Dan Burke

Personal information
- Born: April 3, 1959 (age 67) Lynwood, California, U.S.

Career history

Coaching
- 1989–1997: Portland Trail Blazers (assistant)
- 1997–2020: Indiana Pacers (assistant)
- 2020–2023: Philadelphia 76ers (assistant)
- 2023–2024: Detroit Pistons (assistant)

= Dan Burke (basketball) =

American basketball player-coach

Daniel P. Burke (born April 3, 1959, in Lynwood, California) is an American basketball coach who was most recently an assistant coach for the Detroit Pistons of the National Basketball Association (NBA).

==Coaching career==
===Portland Trail Blazers===
Burke spent eight seasons (1989–1997) with the Trail Blazers and went to the playoffs each time including three Western Conference finals and two NBA Finals appearances in 1990 and 1992. During his time with the Blazers, Burke worked under Rick Adelman and P. J. Carlesimo.

===Indiana Pacers===
In 1997, Burke joined the Pacers. During his tenure the team reached the playoffs 14 times, including six Eastern Conference Finals appearances and one NBA Finals appearance. The Pacers have ranked in the league's top 10 defensive teams for the past five seasons, having the best defense rating in 2013–14. They also ranked in the NBA's top 10 for defensive field goal percentage 13 times during the last 17 seasons.
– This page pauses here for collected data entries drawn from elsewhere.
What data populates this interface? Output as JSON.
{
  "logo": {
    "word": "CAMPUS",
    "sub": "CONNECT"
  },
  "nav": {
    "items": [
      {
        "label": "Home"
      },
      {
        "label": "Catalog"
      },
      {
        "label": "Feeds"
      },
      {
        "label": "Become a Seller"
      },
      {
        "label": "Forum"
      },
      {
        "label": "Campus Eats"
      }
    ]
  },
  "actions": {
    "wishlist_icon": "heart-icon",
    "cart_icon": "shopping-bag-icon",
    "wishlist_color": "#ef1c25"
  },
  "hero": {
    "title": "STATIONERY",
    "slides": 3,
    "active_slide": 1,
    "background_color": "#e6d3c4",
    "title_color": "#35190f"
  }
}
With the Pacers, Burke has worked under Larry Bird, Isiah Thomas, Rick Carlisle, Jim O'Brien, Frank Vogel, and Nate McMillan.

On May 16, 2016, when Larry Bird was asked about his priorities heading into free agency, he said, "[Burke] been a very important part over 19 years of what we’ve done here. It's important for me that he would be my first free agent."

===Philadelphia 76ers===
On November 9, 2020, the Philadelphia 76ers hired Burke as an assistant coach under Doc Rivers.

===Detroit Pistons===
On June 10, 2023, the Detroit Pistons hired Burke as an assistant coach under Monty Williams.